A Diverse Conservatism
Perhaps surprising to some, but should be surprising to no one, our SBC sons and daughters are theologically conservative. The reason it should be no surprise is that our SBC seminaries have been thoroughly conservative since the 1990s. We are graduating biblical inerrantists. While some younger leaders may call themselves “methodologically liberal,” the clear point is they want to hold firmly to God’s Word while engaging with culturally appropriate means.
It is critical to remember that generational differences are not always theological in nature, but some relationships with younger leaders have been sabotaged by interpreting the differences as such. Each generation is attempting to be faithful to the mission of God in the context of their generational mission field. But the ways of doing ministry to reach a different generation changes and must continue to change to get the gospel to people in a way that is comprehensive and comprehensible. Just because younger leaders are methodologically diverse does not mean that they treat the Bible lightly. In many cases it means exactly the opposite.
Our sons and daughters reflect a diverse conservatism that will lead Southern Gospel singing, door-to-door visiting churches where appropriate. At the same time, others of their generation will plant art loving, urban-centric churches meeting in coffee shops when necessary. They will do so in order to deliver the eternal gospel to a temporary generation-and have a deep love for both.

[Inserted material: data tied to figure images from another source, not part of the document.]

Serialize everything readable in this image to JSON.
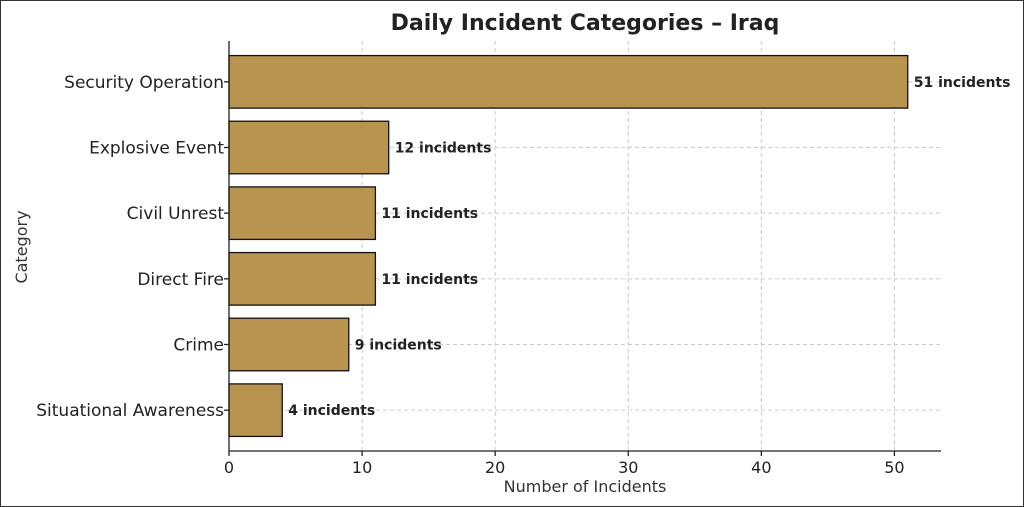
{
  "chart_data": {
    "type": "bar",
    "orientation": "horizontal",
    "title": "Daily Incident Categories – Iraq",
    "xlabel": "Number of Incidents",
    "ylabel": "Category",
    "categories": [
      "Security Operation",
      "Explosive Event",
      "Civil Unrest",
      "Direct Fire",
      "Crime",
      "Situational Awareness"
    ],
    "values": [
      51,
      12,
      11,
      11,
      9,
      4
    ],
    "data_labels": [
      "51 incidents",
      "12 incidents",
      "11 incidents",
      "11 incidents",
      "9 incidents",
      "4 incidents"
    ],
    "xlim": [
      0,
      53.5
    ],
    "xticks": [
      0,
      10,
      20,
      30,
      40,
      50
    ],
    "grid": true,
    "bar_color": "#b8944f",
    "bar_edge_color": "#111111"
  }
}
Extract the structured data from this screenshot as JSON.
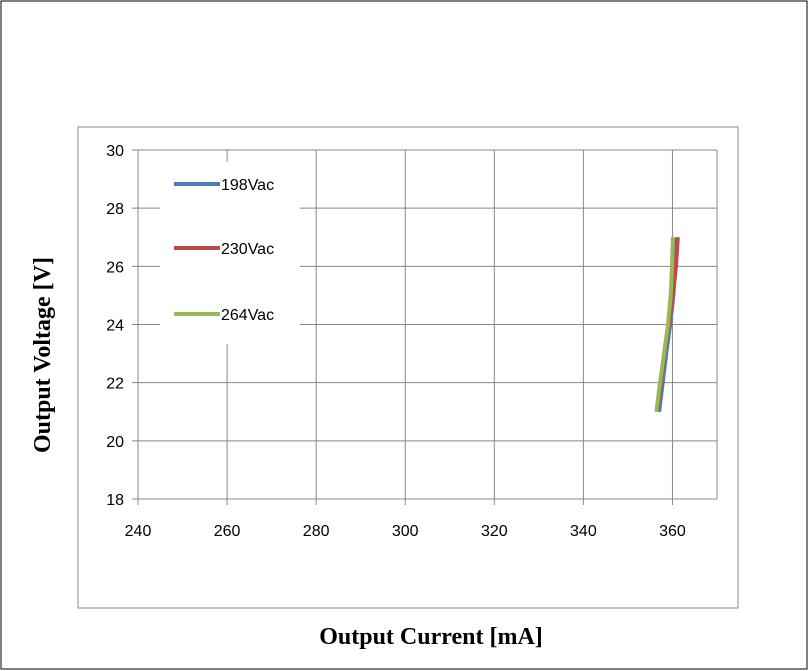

Another area that can often be misunderstood is just how passionate younger leaders are about the need to be socially conscious. While some older leaders think of missions and evangelism from the position of proclaiming the gospel as portrayed in Romans 10:14-15, younger leaders often view the same responsibilities from the framework of meeting needs and helping people pictured by the ministry of Jesus in Matthew 9:35. Younger leaders have a fresh sense of optimism about God’s desire to change the lives of people on the margins: the homeless, the addicted, and those struggling with sexual sins. In simple terms, our sons and daughters are leading people to a more active engagement in social ministries. They see the delivery of compassion as a complimentary to when they deliver the gospel.
Young leaders are deeply passionate about sharing the gospel. Established leaders who miss out on the opportunities to help them express that desire through ministries of mercy will soon miss younger leaders.
This five-part series is based on the ideas included in our chapter “Ready or Not, a New SBC Is Coming” written for “The Great Commission Resurgence: Fulfilling God’s Mandate in Our Time.”